The day I can put it in my wallet in a credit card slot is the day they should probably stop.
As long as a credit card is 4.7 or 5.5 inches big.
Then you'll need the iWallet Air.
The day I can put it in my wallet in a credit card slot is the day they should probably stop.
As long as a credit card is 4.7 or 5.5 inches big.
Then you'll need the iWallet Air.
The 5 is already pretty damn thin. I have to imagine that we must be reaching a point of diminishing returns here soon. If we keep moving toward credit card thickness (but the same HxW), it doesn't get that much more portable and it just gets harder to hold.
Hopefully the attention gets shifted to bezel death or battery life at that point. I mean, am I wrong - does anyone here even *care* about an even-thinner phone?
Might save up and get the iWallet Pro instead.
It is plenty thin enough. Let's put THICKER BATTERY in the darn thing so I can use it all day.

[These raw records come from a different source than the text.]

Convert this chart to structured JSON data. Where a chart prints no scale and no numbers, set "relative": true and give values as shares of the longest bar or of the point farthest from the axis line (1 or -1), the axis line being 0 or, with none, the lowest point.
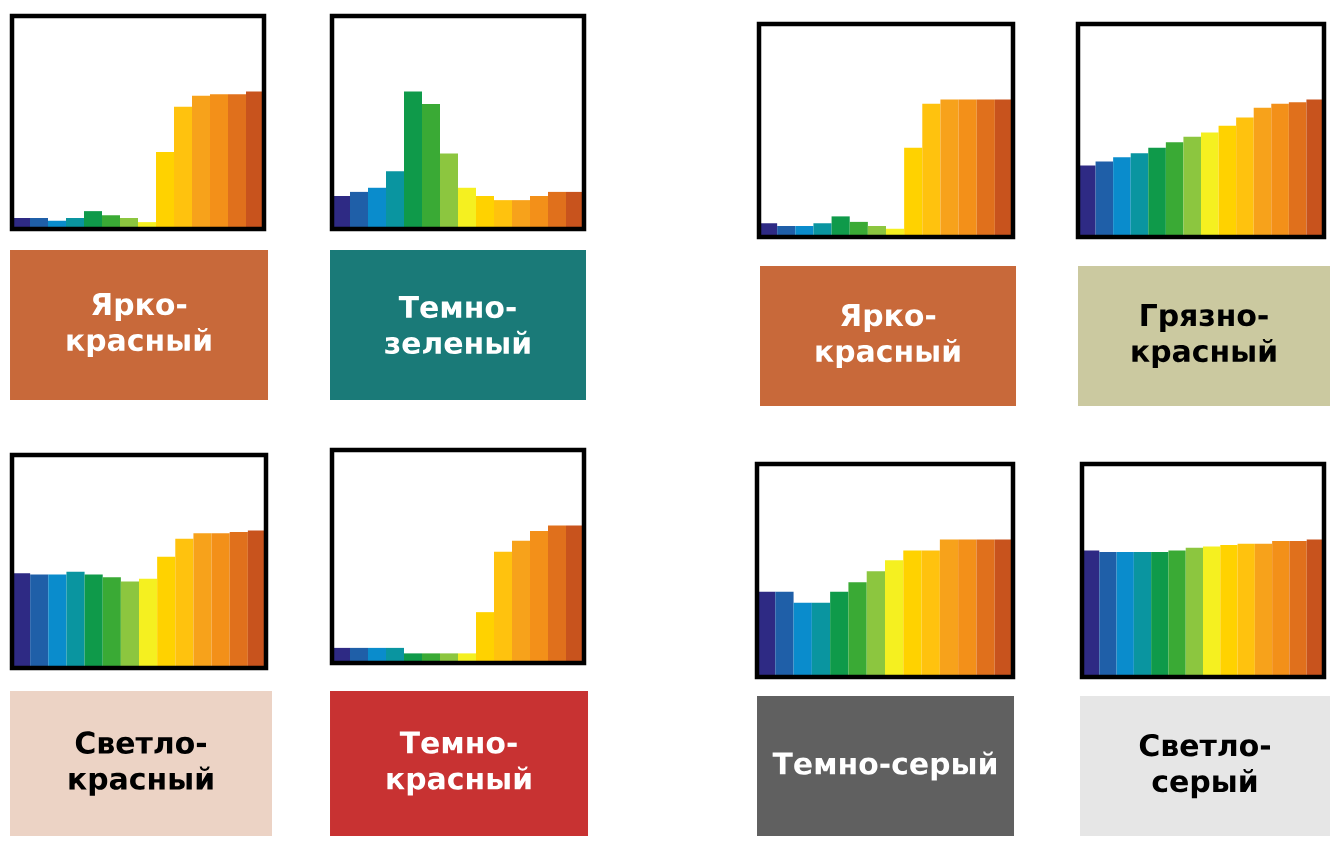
{
  "chart_data": [
    {
      "type": "bar",
      "relative": true,
      "title": "Ярко-красный",
      "categories": [
        null,
        null,
        null,
        null,
        null,
        null,
        null,
        null,
        null,
        null,
        null,
        null,
        null,
        null
      ],
      "values": [
        0.08,
        0.08,
        0.06,
        0.08,
        0.13,
        0.1,
        0.08,
        0.05,
        0.56,
        0.89,
        0.97,
        0.98,
        0.98,
        1
      ],
      "colors": [
        "#2e2a84",
        "#1f5fa8",
        "#0a8ccc",
        "#0a95a0",
        "#0f9a4a",
        "#3aaa35",
        "#8cc63f",
        "#f5f020",
        "#ffd200",
        "#ffc20e",
        "#f7a21b",
        "#f39019",
        "#e0701c",
        "#c8531d"
      ]
    },
    {
      "type": "bar",
      "relative": true,
      "title": "Темно-зеленый",
      "categories": [
        null,
        null,
        null,
        null,
        null,
        null,
        null,
        null,
        null,
        null,
        null,
        null,
        null,
        null
      ],
      "values": [
        0.24,
        0.27,
        0.3,
        0.42,
        1,
        0.91,
        0.55,
        0.3,
        0.24,
        0.21,
        0.21,
        0.24,
        0.27,
        0.27
      ],
      "colors": [
        "#2e2a84",
        "#1f5fa8",
        "#0a8ccc",
        "#0a95a0",
        "#0f9a4a",
        "#3aaa35",
        "#8cc63f",
        "#f5f020",
        "#ffd200",
        "#ffc20e",
        "#f7a21b",
        "#f39019",
        "#e0701c",
        "#c8531d"
      ]
    },
    {
      "type": "bar",
      "relative": true,
      "title": "Ярко-красный",
      "categories": [
        null,
        null,
        null,
        null,
        null,
        null,
        null,
        null,
        null,
        null,
        null,
        null,
        null,
        null
      ],
      "values": [
        0.1,
        0.08,
        0.08,
        0.1,
        0.15,
        0.11,
        0.08,
        0.06,
        0.65,
        0.97,
        1,
        1,
        1,
        1
      ],
      "colors": [
        "#2e2a84",
        "#1f5fa8",
        "#0a8ccc",
        "#0a95a0",
        "#0f9a4a",
        "#3aaa35",
        "#8cc63f",
        "#f5f020",
        "#ffd200",
        "#ffc20e",
        "#f7a21b",
        "#f39019",
        "#e0701c",
        "#c8531d"
      ]
    },
    {
      "type": "bar",
      "relative": true,
      "title": "Грязно-красный",
      "categories": [
        null,
        null,
        null,
        null,
        null,
        null,
        null,
        null,
        null,
        null,
        null,
        null,
        null,
        null
      ],
      "values": [
        0.52,
        0.55,
        0.58,
        0.61,
        0.65,
        0.69,
        0.73,
        0.76,
        0.81,
        0.87,
        0.94,
        0.97,
        0.98,
        1
      ],
      "colors": [
        "#2e2a84",
        "#1f5fa8",
        "#0a8ccc",
        "#0a95a0",
        "#0f9a4a",
        "#3aaa35",
        "#8cc63f",
        "#f5f020",
        "#ffd200",
        "#ffc20e",
        "#f7a21b",
        "#f39019",
        "#e0701c",
        "#c8531d"
      ]
    },
    {
      "type": "bar",
      "relative": true,
      "title": "Светло-красный",
      "categories": [
        null,
        null,
        null,
        null,
        null,
        null,
        null,
        null,
        null,
        null,
        null,
        null,
        null,
        null
      ],
      "values": [
        0.69,
        0.68,
        0.68,
        0.7,
        0.68,
        0.66,
        0.63,
        0.65,
        0.81,
        0.94,
        0.98,
        0.98,
        0.99,
        1
      ],
      "colors": [
        "#2e2a84",
        "#1f5fa8",
        "#0a8ccc",
        "#0a95a0",
        "#0f9a4a",
        "#3aaa35",
        "#8cc63f",
        "#f5f020",
        "#ffd200",
        "#ffc20e",
        "#f7a21b",
        "#f39019",
        "#e0701c",
        "#c8531d"
      ]
    },
    {
      "type": "bar",
      "relative": true,
      "title": "Темно-красный",
      "categories": [
        null,
        null,
        null,
        null,
        null,
        null,
        null,
        null,
        null,
        null,
        null,
        null,
        null,
        null
      ],
      "values": [
        0.11,
        0.11,
        0.11,
        0.11,
        0.07,
        0.07,
        0.07,
        0.07,
        0.37,
        0.81,
        0.89,
        0.96,
        1,
        1
      ],
      "colors": [
        "#2e2a84",
        "#1f5fa8",
        "#0a8ccc",
        "#0a95a0",
        "#0f9a4a",
        "#3aaa35",
        "#8cc63f",
        "#f5f020",
        "#ffd200",
        "#ffc20e",
        "#f7a21b",
        "#f39019",
        "#e0701c",
        "#c8531d"
      ]
    },
    {
      "type": "bar",
      "relative": true,
      "title": "Темно-серый",
      "categories": [
        null,
        null,
        null,
        null,
        null,
        null,
        null,
        null,
        null,
        null,
        null,
        null,
        null,
        null
      ],
      "values": [
        0.62,
        0.62,
        0.54,
        0.54,
        0.62,
        0.69,
        0.77,
        0.85,
        0.92,
        0.92,
        1,
        1,
        1,
        1
      ],
      "colors": [
        "#2e2a84",
        "#1f5fa8",
        "#0a8ccc",
        "#0a95a0",
        "#0f9a4a",
        "#3aaa35",
        "#8cc63f",
        "#f5f020",
        "#ffd200",
        "#ffc20e",
        "#f7a21b",
        "#f39019",
        "#e0701c",
        "#c8531d"
      ]
    },
    {
      "type": "bar",
      "relative": true,
      "title": "Светло-серый",
      "categories": [
        null,
        null,
        null,
        null,
        null,
        null,
        null,
        null,
        null,
        null,
        null,
        null,
        null,
        null
      ],
      "values": [
        0.92,
        0.91,
        0.91,
        0.91,
        0.91,
        0.92,
        0.94,
        0.95,
        0.96,
        0.97,
        0.97,
        0.99,
        0.99,
        1
      ],
      "colors": [
        "#2e2a84",
        "#1f5fa8",
        "#0a8ccc",
        "#0a95a0",
        "#0f9a4a",
        "#3aaa35",
        "#8cc63f",
        "#f5f020",
        "#ffd200",
        "#ffc20e",
        "#f7a21b",
        "#f39019",
        "#e0701c",
        "#c8531d"
      ]
    }
  ]
}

My thought is that once you get as thin as the 6 is, you don't even really *want* it thinner.
Even if it was indestructible, a 3 mm phone would just be a pain in the ass to hold. Not to mention too thin for headphones, buttons, etc.
So once we get to that point, we might as well just start adding stuff like battery life or whatever else you can cram in. Right?
The upcoming Galaxy Alpha is supposed to be thinner than the iPhone 6. I wonder how they're approaching the battery?
Much thinner and you'd need to slide it to the edge of a table to pick it up. If it was in a box you'd need to invert it or use a knife to pry it up.
Much thinner and you'd need to slide it to the edge of a table to pick it up. If it was in a box you'd need to invert it or use a knife to pry it up.
If you're shrinking components to fit in a smaller form factor that's fine but if you used the same smaller components in the same form factor and with a larger batter it would certainly be popular.
Hopefully it will uphold the fine traditions of the Galaxy range and be removable. That way genuine replacements are cheap as chips and people can own two. I doubt it will be too low powered for comfort anyway.
I know of no one in my vicinity who carries an extra battery for their Android phone. I think it's an overhyped marketing point.
If you need to, you can though. If the battery was anything like my iPhone then I know I would.
The battery is easily replaceable, whether you swap out batteries to keep a charge going, or if yours declines in capacity and you simply want to freshen your phone up - the facility is there. Genuine Samsung batteries can be purchased in retail packaging from proper shops, there is none of the bother that iPhone owners experience. Surely you can't see that as anything but a positive?